I got my first (and last and only) tattoo about 10 days ago. Yes, it hurt!! It wasn’t some random act of rebellion; it was a sign of solidarity with my sisters who also each got one. Usually we do things the same, but thankfully, we each chose what we wanted instead of settling for a single message.
I got a bow and arrow, after some deliberation. No, not because Kevin was a hunter. I decided that something as permanent as a tattoo had to have perpetual meaning for me. One of very favorite quotes is from the poet Kahlil Gibran, and his book The Prophet is the basis of my most of my philosophy of life. I studied it in a humanities class in high school, and it has stuck with me these past 40 years. There is a chapter in this book that reads:
Your children are not your children. They are the sons and daughters of Life’s longing for itself. They come through you but not from you, and though they are with you yet they belong not to you.

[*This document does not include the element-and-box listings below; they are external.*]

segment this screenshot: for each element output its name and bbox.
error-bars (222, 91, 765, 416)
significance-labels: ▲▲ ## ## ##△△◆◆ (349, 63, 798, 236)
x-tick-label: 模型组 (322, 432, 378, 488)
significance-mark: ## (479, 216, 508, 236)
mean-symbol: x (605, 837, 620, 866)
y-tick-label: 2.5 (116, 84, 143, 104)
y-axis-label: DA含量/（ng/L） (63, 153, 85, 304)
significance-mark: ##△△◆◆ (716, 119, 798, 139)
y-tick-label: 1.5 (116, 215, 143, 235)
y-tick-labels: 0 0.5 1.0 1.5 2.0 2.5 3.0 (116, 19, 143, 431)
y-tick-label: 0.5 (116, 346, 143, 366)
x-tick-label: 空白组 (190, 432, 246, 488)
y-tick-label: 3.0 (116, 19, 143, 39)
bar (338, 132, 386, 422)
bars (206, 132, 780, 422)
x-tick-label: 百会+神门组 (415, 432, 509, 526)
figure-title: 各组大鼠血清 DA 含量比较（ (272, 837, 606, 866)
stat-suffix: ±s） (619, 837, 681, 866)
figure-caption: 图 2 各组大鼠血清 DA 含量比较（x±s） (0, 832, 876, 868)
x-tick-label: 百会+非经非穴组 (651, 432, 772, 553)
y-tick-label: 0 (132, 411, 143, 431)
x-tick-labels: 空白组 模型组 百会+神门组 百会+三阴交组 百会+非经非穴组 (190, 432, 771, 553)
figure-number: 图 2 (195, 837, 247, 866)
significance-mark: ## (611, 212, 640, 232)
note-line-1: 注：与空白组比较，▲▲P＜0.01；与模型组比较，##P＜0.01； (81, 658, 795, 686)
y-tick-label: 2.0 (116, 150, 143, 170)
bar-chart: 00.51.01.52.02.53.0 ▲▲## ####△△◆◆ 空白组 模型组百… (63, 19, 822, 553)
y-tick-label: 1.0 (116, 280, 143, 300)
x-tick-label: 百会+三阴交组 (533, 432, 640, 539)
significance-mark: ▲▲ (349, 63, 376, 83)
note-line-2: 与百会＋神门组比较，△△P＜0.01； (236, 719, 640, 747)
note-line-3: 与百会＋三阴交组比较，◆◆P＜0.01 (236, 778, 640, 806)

You are the bows from which your children as living arrows are sent forth. The archer sees the mark upon the path of the infinite, and He bends you with His might that His arrows may go swift and far. Let your bending in the Archer’s hand be for gladness. For even as He loves the arrow that flies, so He loves the bow that is stable.
I have interpreted this in my tattoo. I am in the bow from which my children have been sent forth into the world, and they have indeed gone swift and far. I am also an arrow from the bow that was my parents. My marriage was a bow, from which Kevin has gone forth to the infinite, and from which I am now soaring on my own path. The picture of my tattoo is next to the one from Gibran’s book.
Do you have a tattoo? If so, what does it represent? If not, what would it be about if you were to get one? I’d like to hear from you.